To determine the LOD and LOQ, P1-P20 and IS1-IS20 (500 ng, 250 ng, 100 ng, 50 ng, 25 ng, 10 ng, 5 ng, 1 ng and 0.5 ng absolute) were added to gluten-free wheat starch (50 mg) as analyte-free matrix (n = 3). Sample preparation and analysis were the same as described above. The last spike-on step, where the identification criteria (correct ratios of the five transitions) were fulfilled, was used to calculate LOD and LOQ. LOD was defined as three times the standard deviation and LOQ as ten times the standard deviation of this last step42. LOD and LOQ were verified by adding P1-P20 and IS1-IS20 three times each to gluten-free wheat starch at the concentrations calculated for LOD and LOQ.

Evaluation of recovery

The recovery was defined as the recovery of the peptides’ content in the wheat flour mix compared to the sample with the wheat flour mix diluted (1 + 4) with gluten-free wheat starch.


One-way and two-way ANOVA with Tukey’s test (p < 0.05) and hierarchical cluster analysis were performed with Origin 2019 (OriginLab, Northampton, Massachusetts, USA).

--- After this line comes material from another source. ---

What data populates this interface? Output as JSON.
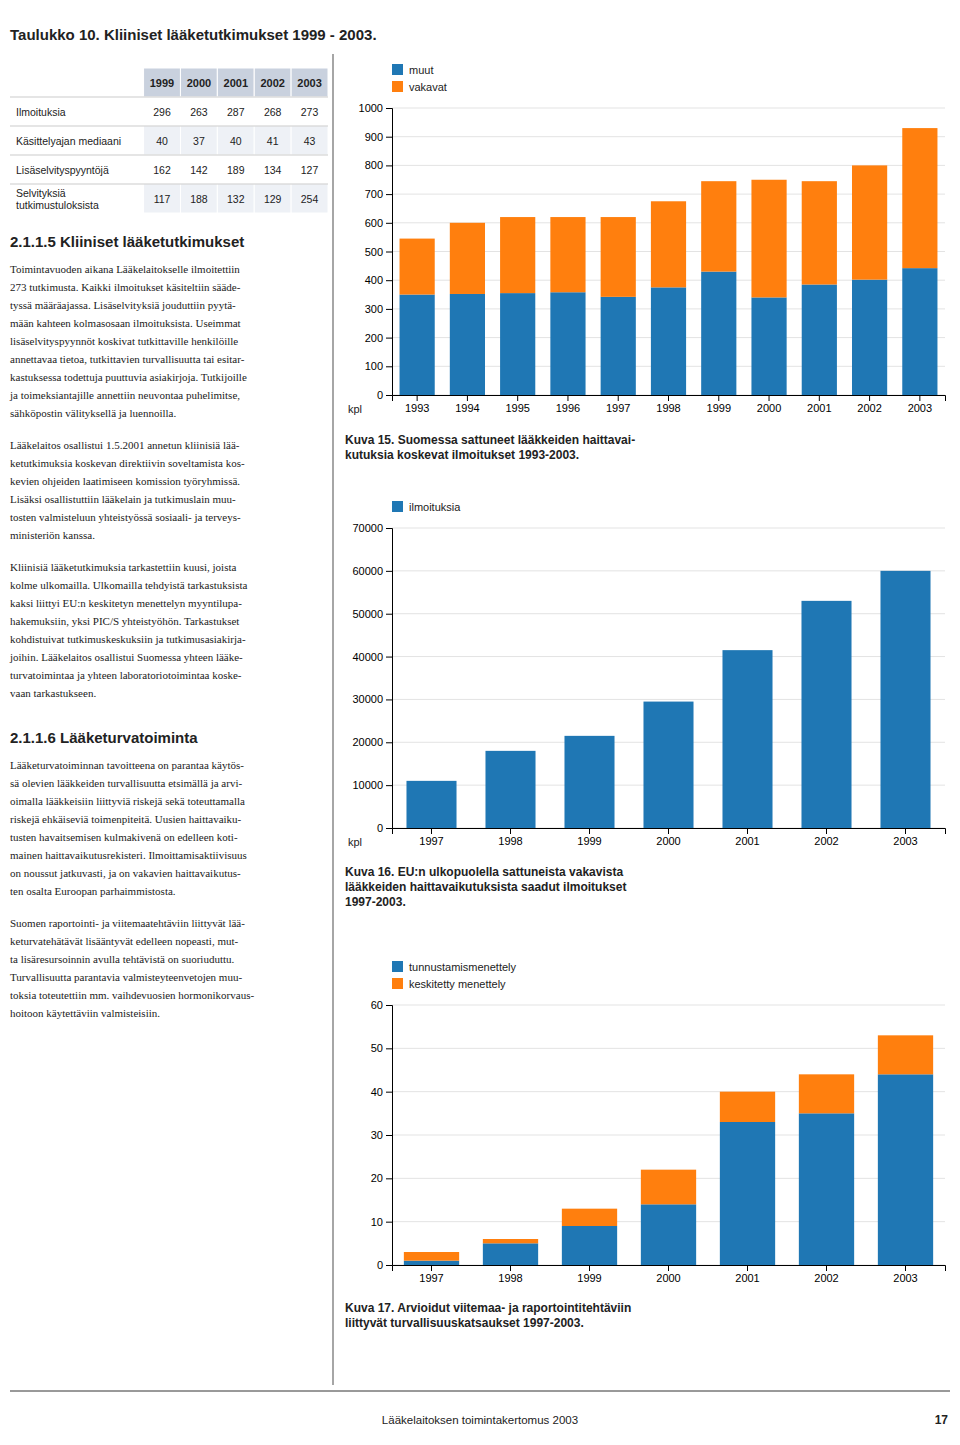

For two-way ANOVA, the factors A and B were wheat species and growing location, respectively, and interactions were enabled. Heritability was calculated as \({h}^{2}=1-\frac{\mathrm{\vartheta }}{{\sigma }_{G}^{2}}\), where ϑ is the mean variance of a difference of two best linear unbiased predictors (BLUP) and \({\sigma }_{G}^{2}\) the genetic variance43,44.